Is there better wisdom to draining a green swamp?

May 31, 2014
45
Burlington, NC
I am just curious for future years if it would be wiser to drain halfway a murky, green pool at start up than to try to clean up the water that is in there? It takes so long to clean a frog pond and I still wonder even for this year if it would clear any quicker if I drain it halfway now. I have been SLAMing for over a week and seeing some improvement but it is far from clearing. Can not see the shallow end yet even though it is a sea green/bluish color now. Also, we have a sand filter which apparently is the slowest to clean up.

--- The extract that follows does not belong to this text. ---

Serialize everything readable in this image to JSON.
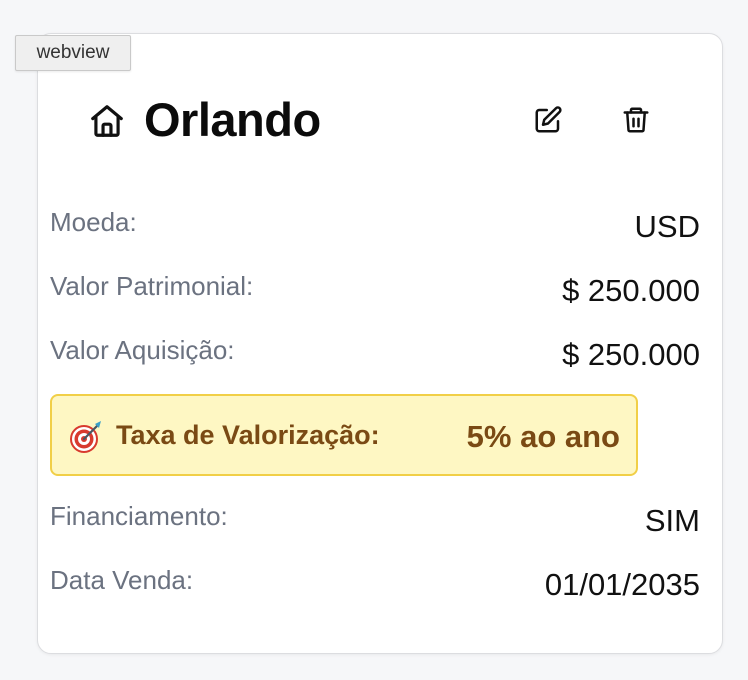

Would there be economic sense to change to a DE or cartridge filter system? Or do I just keep planning for 3-4 weeks of clean up in the spring?

Thanks for any opinions and/or advice on this.
 
A better solution is to not allow it to become a swamp. You should close a pool right before freezing weather with sufficient chlorine and then open right after the freezing weather. If you wait until the water warms up, it is too late and algae will take hold.

But does the water ever freeze where you are? If not, you might be better off leaving the pool open all year and just draining the equipment during the really cold weather when there is a chance of the plumbing freezing.
 
I looked up the average low temp and it doesn't look like it ever stays below freezing. Warmer than here actually. You could keep your pool open year round. Mine is open year round, pump runs a couple hours a day, I add bleach every couple of weeks to keep FC at 8-10 ppm FC so I can yest PH.
 
It varies from pool to pool, however with a vinyl liner pool there are substantial risks to liner lifting or failing if you ever allow less than about a foot of water in the shallow end, so it is sort of moot in your case.